Of course, all this becomes pertinent only if the Bharatiya Janata Party-led coalition in New Delhi collapses. According to one point of view, there is a good chance that this may happen early next year.
In that case, the Prasada-Pawar-Yadav combine can be crucial in checkmating Sonia.
And Sonia is no Indira Gandhi, whose intelligence and cunning few can hope to match.
Besides, Sonia’s understanding of India’s political landscape has been, even in the best of times, poor. There are even serious reservations about her ability to command a party as gigantic and as undisciplined as the Congress, let alone a country as diverse as India.
Worse, she has estranged senior, brighter and respected leaders like Manmohan Singh, Narasimha Rao, and some others, who were largely responsible for the Indian economic reforms movement that began in the early 1990s. She has even forsaken the “Vision of the New India” program that Rajiv formulated, the same project that gave some kind of shape to India’s technology and economic liberalization.

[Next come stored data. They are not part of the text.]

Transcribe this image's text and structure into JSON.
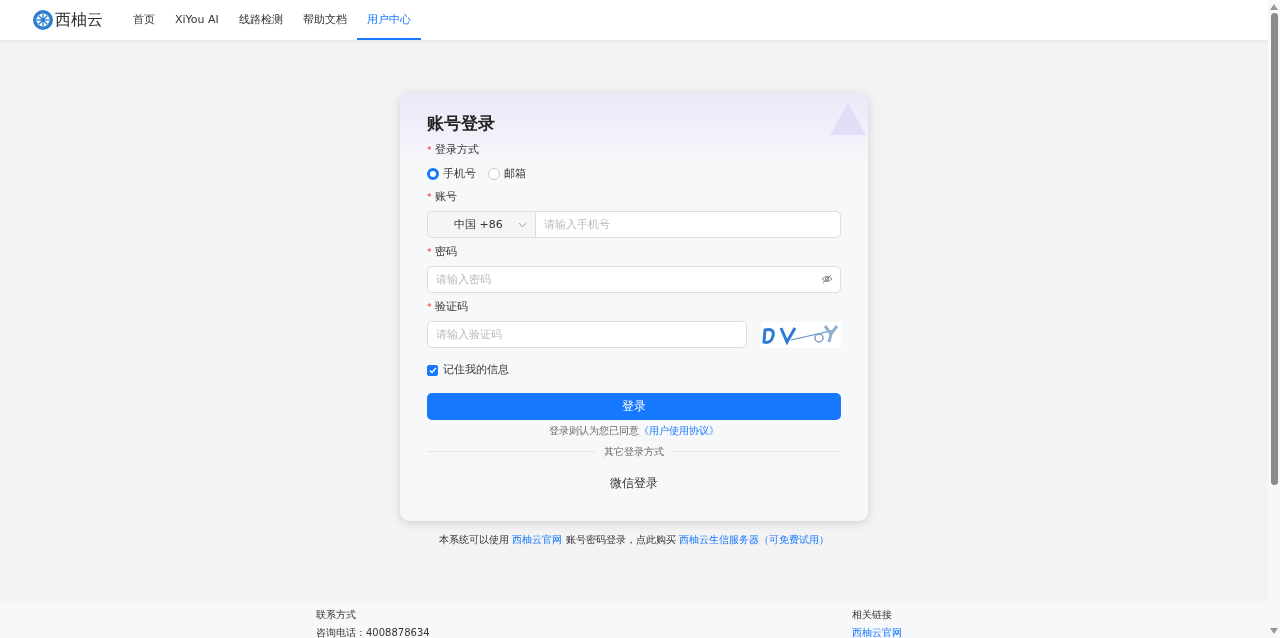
{
  "nav": {
    "brand": "西柚云",
    "items": [
      {
        "label": "首页",
        "selected": false
      },
      {
        "label": "XiYou AI",
        "selected": false
      },
      {
        "label": "线路检测",
        "selected": false
      },
      {
        "label": "帮助文档",
        "selected": false
      },
      {
        "label": "用户中心",
        "selected": true
      }
    ]
  },
  "login": {
    "title": "账号登录",
    "fields": [
      {
        "kind": "radio",
        "label": "登录方式",
        "marker": "*",
        "options": [
          {
            "label": "手机号",
            "selected": true
          },
          {
            "label": "邮箱",
            "selected": false
          }
        ]
      },
      {
        "kind": "phone",
        "label": "账号",
        "marker": "*",
        "country": "中国 +86",
        "placeholder": "请输入手机号"
      },
      {
        "kind": "password",
        "label": "密码",
        "marker": "*",
        "placeholder": "请输入密码"
      },
      {
        "kind": "captcha",
        "label": "验证码",
        "marker": "*",
        "placeholder": "请输入验证码"
      }
    ],
    "remember": {
      "label": "记住我的信息",
      "checked": true
    },
    "submit": "登录",
    "agreement": {
      "text": "登录则认为您已同意",
      "link": "《用户使用协议》"
    },
    "divider": "其它登录方式",
    "alt_login": "微信登录"
  },
  "notice": [
    {
      "kind": "text",
      "text": "本系统可以使用"
    },
    {
      "kind": "link",
      "text": "西柚云官网"
    },
    {
      "kind": "text",
      "text": "账号密码登录，点此购买"
    },
    {
      "kind": "link",
      "text": "西柚云生信服务器（可免费试用）"
    }
  ],
  "footer": {
    "columns": [
      {
        "title": "联系方式",
        "items": [
          {
            "kind": "text",
            "text": "咨询电话：4008878634"
          }
        ]
      },
      {
        "title": "相关链接",
        "items": [
          {
            "kind": "link",
            "text": "西柚云官网"
          }
        ]
      }
    ]
  }
}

Her only strong point is the Nehru-Gandhi name, which still spells magic. While this lasts, Sonia Gandhi will enjoy the ride, including the one that she has currently taken perched on the shoulder of a small coterie of die-hard loyalists out to ensure that their “queen” vanquishes Prasada.
Once, when Sonia’s mother-in-law was pushed to the precipice, she traveled on a yatra (journey) similar to the one Sonia took before the party election. Indira mouthed a slogan that caught on like wildfire: “They say Indira hatao (remove Indira). I say garibi hatao (remove poverty).” The masses fell for that.
But Sonia is no Indira. Few will dispute this, except her band of yes men.